Walter Samuelson and his wife became the first owners of a three-story condominium in Woodland Hills in 1983, and during the period of their ownership, until 1999, observed intermittent events of water intrusion into their unit and at other places within the condominium complex. This water intrusion and flooding led to two lawsuits, the first by the homeowner’s association and individual unit owners against to the developer, alleging design and construction defects, and the second against the company conducting repairs, for ineffective repairs.

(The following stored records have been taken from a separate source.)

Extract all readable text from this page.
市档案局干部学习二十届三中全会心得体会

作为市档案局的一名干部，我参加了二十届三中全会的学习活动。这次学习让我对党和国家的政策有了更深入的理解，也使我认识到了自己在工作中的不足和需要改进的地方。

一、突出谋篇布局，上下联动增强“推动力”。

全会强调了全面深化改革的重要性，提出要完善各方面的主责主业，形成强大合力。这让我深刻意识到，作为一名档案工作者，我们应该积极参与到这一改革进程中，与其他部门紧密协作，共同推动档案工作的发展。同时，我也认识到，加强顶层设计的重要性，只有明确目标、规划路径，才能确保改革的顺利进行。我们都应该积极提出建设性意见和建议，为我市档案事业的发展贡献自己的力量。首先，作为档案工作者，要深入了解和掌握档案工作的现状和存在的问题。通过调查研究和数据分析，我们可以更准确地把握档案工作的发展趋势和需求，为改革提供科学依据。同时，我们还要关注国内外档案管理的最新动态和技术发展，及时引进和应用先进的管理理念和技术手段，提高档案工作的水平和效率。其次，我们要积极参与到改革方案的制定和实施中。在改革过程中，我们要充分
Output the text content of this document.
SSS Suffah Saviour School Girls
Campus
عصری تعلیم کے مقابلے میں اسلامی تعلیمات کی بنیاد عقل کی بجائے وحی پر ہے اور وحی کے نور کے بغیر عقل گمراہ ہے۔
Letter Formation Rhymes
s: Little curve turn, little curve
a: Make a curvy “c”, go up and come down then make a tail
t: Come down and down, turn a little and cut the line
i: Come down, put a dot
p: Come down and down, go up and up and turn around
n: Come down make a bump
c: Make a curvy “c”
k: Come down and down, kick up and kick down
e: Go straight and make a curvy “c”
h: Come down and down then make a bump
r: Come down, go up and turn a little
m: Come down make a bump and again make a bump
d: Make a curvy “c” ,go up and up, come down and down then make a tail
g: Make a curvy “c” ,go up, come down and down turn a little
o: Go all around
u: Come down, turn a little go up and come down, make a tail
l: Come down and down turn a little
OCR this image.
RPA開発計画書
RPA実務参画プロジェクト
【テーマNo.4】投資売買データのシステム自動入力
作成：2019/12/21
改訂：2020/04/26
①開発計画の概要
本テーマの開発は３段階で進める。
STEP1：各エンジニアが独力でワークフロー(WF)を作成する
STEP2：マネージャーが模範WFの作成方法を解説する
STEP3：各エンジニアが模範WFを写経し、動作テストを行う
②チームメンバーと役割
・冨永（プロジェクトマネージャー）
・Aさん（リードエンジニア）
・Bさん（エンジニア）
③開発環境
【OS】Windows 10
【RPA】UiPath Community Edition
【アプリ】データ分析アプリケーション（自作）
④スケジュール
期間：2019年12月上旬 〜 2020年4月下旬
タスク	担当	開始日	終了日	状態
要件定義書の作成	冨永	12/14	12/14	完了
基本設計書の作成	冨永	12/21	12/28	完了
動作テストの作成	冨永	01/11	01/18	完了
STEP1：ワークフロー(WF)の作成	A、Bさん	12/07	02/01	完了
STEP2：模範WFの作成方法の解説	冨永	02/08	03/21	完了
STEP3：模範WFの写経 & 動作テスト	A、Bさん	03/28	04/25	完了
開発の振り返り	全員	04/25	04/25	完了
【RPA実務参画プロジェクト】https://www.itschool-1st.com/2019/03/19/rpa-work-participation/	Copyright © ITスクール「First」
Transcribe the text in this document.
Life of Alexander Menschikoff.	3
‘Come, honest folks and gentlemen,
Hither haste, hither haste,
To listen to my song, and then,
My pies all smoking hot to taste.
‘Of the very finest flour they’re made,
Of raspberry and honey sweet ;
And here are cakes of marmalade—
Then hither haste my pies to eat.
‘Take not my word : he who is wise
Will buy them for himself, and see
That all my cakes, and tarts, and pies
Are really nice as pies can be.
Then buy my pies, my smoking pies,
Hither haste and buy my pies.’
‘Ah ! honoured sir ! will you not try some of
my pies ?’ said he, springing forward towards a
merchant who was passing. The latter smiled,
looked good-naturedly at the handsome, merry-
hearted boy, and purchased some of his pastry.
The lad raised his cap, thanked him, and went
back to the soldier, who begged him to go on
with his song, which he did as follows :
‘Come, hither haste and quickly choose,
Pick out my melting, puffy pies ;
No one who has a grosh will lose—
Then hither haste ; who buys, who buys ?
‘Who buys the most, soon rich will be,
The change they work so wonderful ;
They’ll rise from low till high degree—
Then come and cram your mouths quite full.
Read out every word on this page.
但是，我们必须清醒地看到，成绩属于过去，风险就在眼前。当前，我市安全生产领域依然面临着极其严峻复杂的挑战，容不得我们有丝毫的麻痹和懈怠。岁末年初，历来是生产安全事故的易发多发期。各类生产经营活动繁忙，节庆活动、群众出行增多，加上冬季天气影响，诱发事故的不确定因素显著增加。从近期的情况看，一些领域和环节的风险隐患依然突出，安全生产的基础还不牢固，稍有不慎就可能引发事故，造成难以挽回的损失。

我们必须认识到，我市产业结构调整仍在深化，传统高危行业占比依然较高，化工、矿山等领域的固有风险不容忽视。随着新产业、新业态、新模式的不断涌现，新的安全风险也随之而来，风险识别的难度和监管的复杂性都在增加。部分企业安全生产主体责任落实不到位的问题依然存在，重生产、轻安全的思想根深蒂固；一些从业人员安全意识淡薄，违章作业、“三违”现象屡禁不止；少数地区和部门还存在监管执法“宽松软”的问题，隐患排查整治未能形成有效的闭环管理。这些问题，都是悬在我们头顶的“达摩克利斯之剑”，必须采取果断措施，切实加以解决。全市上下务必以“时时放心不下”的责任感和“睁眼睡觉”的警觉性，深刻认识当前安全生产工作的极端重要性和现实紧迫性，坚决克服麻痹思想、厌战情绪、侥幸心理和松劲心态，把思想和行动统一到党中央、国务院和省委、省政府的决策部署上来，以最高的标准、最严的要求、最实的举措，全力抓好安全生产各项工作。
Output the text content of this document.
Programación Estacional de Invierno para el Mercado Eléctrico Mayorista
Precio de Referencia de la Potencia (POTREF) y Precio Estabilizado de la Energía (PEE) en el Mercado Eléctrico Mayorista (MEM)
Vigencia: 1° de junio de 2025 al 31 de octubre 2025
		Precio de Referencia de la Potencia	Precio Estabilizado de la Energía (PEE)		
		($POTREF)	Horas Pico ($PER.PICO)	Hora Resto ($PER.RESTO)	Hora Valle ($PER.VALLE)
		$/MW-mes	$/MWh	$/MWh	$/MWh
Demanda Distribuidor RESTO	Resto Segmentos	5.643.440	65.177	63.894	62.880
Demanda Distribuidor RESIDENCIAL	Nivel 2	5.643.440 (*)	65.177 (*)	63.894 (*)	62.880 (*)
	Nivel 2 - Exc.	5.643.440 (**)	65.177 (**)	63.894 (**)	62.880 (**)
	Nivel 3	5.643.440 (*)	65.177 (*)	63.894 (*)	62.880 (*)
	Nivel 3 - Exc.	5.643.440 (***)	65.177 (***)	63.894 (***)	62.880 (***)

Mr. Samuelson served on the homeowner’s association board from 1993 until 2001, and had knowledge of these lawsuits. By the end of 1998, the second lawsuit was settled, and the repairs conducted pursuant to the second lawsuit were completed. Mr. Samuelson observed no further serious water intrusion problems thereafter.
When Walter Samuelson sold his condominium in the fall of 2001, he disclosed, on a real estate transfer disclosure statement, the flooding and drainage problems that occurred during heavy rains, his listing agent noted and disclosed water damage in the garage, and advised the buyer to obtain a physical inspection from a licensed contractor, and the home inspection service hired by the buyers reported leakage, moisture and staining problems at the property. When asked by the buyers about these problems, Mr. Samuelson described the repair measures that had been taken to correct the problems, but did not disclose the two lawsuits.
The buyers then purchased Mr. Samuelson’s condominium in July of 2002, experienced flooding (and first learned of the two lawsuits) in January of 2005, and sued Mr. Samuelson, the homeowner’s association, and others, for breach of contract, misrepresentation, and related actions in August of 2005.
Mr. Samuelson moved for summary judgment, arguing that he had disclosed to the buyers, and the buyers were aware of all material facts concerning water intrusion in his unit. And the trial court agreed, finding “that there was sufficient disclosure of defects” by Mr. Samuelson, and that no triable issue of material fact existed concerning his alleged misrepresentation or failure to disclose.
The court of appeal agreed only that Mr. Samuelson’s disclosures concerning the water intrusion and repairs were legally sufficient, but disagreed that Mr. Samuelson had no other disclosure obligations. The court held that there was a triable issue of fact “as to whether disclosure of the prior lawsuits would have been material” to the buyers, and therefore should have been disclosed.
Specifically, the California Second District Court of Appeal found that Mr. Samuelson “owed a common law ‘duty to disclose information materially affecting the value or desirability of the property.’ (Kovich v. Paseo Del Mar Homeowners’ Assn. (1996) 41 Cal.App.4th 863, 866, 48 Cal.Rptr.2d 758.) ” and held that the question of whether Mr. Samuelson should have disclosed the two lawsuits was an issue suitable for trial. Calemine v. Samuelson (2009) (PDF) 171 Cal.App.4th 153, 165, emphasis added.
Calemine v. Samuelson, decided February 17, 2009, is a reminder of the critical importance to residential real property sellers and their agents of disclosing all known facts about the condition and history of the property for sale. We’ve considered the “The Great Disclosure Obligation Dilemma” before on this site and have learned that buyers are entitled to base their buying decision upon no less than all of the facts about a property that they and their agent can observe, and all of the facts that a seller and their agent know.